Using a home-brewed simulation using the initial state figures from the Apollo 11 mission report and a very crude, ad-hoc sampling of possible values for A and B, the best-case ∆v-remaining-at-insertion figure I have so far found was for A = -0.002100, B = 0.8040, that is to say:
$$ \theta = \arctan ( { 0.8040 - 0.0021 \cdot t } ) $$
Where $t$ is the time in seconds from when the guidance program takes over. My sim executes a fixed vertical ascent from liftoff until vertical speed reaches 12 m/s, like the actual ascent stage, before switching to this guidance algorithm.

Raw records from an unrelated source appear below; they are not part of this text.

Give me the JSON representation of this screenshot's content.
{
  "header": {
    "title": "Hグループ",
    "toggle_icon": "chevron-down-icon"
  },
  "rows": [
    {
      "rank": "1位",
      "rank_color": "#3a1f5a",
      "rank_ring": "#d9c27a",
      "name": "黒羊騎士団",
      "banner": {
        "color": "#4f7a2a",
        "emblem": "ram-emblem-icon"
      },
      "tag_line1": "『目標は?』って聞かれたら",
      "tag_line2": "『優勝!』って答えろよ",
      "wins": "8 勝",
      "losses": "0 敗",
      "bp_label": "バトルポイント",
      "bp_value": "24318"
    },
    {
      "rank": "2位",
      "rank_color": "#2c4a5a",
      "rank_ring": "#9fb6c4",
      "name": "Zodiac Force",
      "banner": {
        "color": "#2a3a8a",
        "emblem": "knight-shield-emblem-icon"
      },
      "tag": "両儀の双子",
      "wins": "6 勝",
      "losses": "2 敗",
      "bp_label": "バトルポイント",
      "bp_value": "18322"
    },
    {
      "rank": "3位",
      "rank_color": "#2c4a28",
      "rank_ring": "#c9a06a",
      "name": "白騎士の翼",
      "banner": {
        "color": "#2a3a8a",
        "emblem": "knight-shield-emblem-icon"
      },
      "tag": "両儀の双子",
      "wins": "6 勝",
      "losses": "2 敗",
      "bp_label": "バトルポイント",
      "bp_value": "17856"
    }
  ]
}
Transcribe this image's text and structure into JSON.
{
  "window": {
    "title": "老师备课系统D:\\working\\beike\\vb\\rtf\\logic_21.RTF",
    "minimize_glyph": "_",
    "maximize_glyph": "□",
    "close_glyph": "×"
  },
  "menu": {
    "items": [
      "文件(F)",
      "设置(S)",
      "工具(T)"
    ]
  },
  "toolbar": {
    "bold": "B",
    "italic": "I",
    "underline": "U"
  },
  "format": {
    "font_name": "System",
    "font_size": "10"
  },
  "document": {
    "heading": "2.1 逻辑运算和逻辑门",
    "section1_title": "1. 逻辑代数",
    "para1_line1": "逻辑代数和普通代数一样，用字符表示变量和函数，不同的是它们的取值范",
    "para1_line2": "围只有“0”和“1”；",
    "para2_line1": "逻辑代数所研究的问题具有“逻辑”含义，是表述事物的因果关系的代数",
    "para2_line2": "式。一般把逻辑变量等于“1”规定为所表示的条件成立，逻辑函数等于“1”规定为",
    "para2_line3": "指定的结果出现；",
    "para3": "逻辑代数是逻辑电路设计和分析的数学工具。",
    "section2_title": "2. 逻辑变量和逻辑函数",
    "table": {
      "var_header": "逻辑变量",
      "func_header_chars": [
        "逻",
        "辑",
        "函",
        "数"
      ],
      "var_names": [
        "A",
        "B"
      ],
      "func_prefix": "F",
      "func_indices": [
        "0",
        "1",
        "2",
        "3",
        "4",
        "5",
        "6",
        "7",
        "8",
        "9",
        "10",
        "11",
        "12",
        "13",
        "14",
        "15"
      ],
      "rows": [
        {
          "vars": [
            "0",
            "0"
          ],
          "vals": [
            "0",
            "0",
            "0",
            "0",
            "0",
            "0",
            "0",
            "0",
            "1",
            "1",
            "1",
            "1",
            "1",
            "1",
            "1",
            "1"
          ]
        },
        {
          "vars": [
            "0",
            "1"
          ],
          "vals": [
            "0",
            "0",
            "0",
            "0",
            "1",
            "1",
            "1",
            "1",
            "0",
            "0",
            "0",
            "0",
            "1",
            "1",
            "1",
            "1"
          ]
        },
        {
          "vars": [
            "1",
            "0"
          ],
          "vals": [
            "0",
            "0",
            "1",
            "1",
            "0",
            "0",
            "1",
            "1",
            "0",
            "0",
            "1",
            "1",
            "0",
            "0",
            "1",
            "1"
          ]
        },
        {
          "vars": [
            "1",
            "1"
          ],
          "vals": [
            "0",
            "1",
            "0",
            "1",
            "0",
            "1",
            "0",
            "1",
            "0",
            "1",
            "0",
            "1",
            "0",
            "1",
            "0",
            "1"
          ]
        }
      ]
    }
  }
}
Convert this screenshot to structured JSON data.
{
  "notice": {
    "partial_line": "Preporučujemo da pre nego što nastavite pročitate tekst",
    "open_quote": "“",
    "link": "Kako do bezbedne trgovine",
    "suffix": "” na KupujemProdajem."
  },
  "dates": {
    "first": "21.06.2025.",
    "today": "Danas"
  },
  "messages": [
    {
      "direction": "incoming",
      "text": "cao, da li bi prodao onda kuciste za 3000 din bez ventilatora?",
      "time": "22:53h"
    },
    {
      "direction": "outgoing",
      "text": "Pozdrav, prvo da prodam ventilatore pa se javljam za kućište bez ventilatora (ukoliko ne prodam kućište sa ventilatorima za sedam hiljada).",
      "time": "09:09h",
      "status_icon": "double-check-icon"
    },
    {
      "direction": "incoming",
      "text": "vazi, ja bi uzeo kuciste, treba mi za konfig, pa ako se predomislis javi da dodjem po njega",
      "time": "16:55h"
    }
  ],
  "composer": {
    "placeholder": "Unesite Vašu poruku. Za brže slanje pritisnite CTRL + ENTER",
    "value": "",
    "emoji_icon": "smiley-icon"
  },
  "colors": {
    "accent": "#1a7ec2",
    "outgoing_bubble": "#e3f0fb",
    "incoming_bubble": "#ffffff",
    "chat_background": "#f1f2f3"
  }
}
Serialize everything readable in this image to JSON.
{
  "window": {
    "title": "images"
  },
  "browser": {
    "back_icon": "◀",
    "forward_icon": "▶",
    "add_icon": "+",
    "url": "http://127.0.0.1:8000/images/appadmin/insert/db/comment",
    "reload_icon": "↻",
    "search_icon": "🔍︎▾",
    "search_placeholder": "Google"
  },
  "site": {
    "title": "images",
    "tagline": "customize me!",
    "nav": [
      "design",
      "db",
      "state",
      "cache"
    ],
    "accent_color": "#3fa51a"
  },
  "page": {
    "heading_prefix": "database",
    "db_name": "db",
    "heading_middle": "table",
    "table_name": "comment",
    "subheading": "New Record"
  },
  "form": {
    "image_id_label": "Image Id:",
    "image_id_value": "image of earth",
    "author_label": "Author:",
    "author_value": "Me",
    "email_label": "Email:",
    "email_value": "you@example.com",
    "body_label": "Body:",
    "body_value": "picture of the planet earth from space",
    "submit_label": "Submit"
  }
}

Note that this is the desired thrust angle, thus the commanded vehicle pitch angle rather than the flight path angle $\gamma$ that you asked for, though the two should tend to converge towards the end of the run. If you care about the distinction there's probably some calculus available to derive $\gamma$ from $\theta$, or I could pull the data out of my sim.
The simulator state at insertion and cutoff was a 18.14km x 87.58km orbit, altitude 18.36km, lunacentric velocity 1687.57 m/s, remaining ∆v available 182.18 m/s. Pitch program takes over at T+7.21 seconds and cutoff is at T+436.66 seconds (about 1.5 sec earlier than nominal and about 1.5 sec later than Apollo 11's actual performance). 2218 kg (4889 lbs) of propellant was expended; this compares favorably with the mission planning report, with a nominal ascent requiring 4966 lbs, but it's unclear if the difference is due to unrealistic aspects of my simulation† or an actual improvement in the trajectory. I was unable to find a pitch schedule for the actually-flown ascent; I could make a fair comparison in the sim if I had that.
According to this very thorough guide to the LM descent and ascent programs, the ascent guidance updates on a two-second cycle, which causes the discretization of the pitch observed in the videos.
†: For instance: my simulated vehicle snaps instantly to a commanded attitude, whereas the real LM does not. The real LM ascent engine's nozzle and throat erodes during flight, changing its specific impulse slightly, whereas my sim uses a fixed intermediate value for specific impulse for the whole ascent.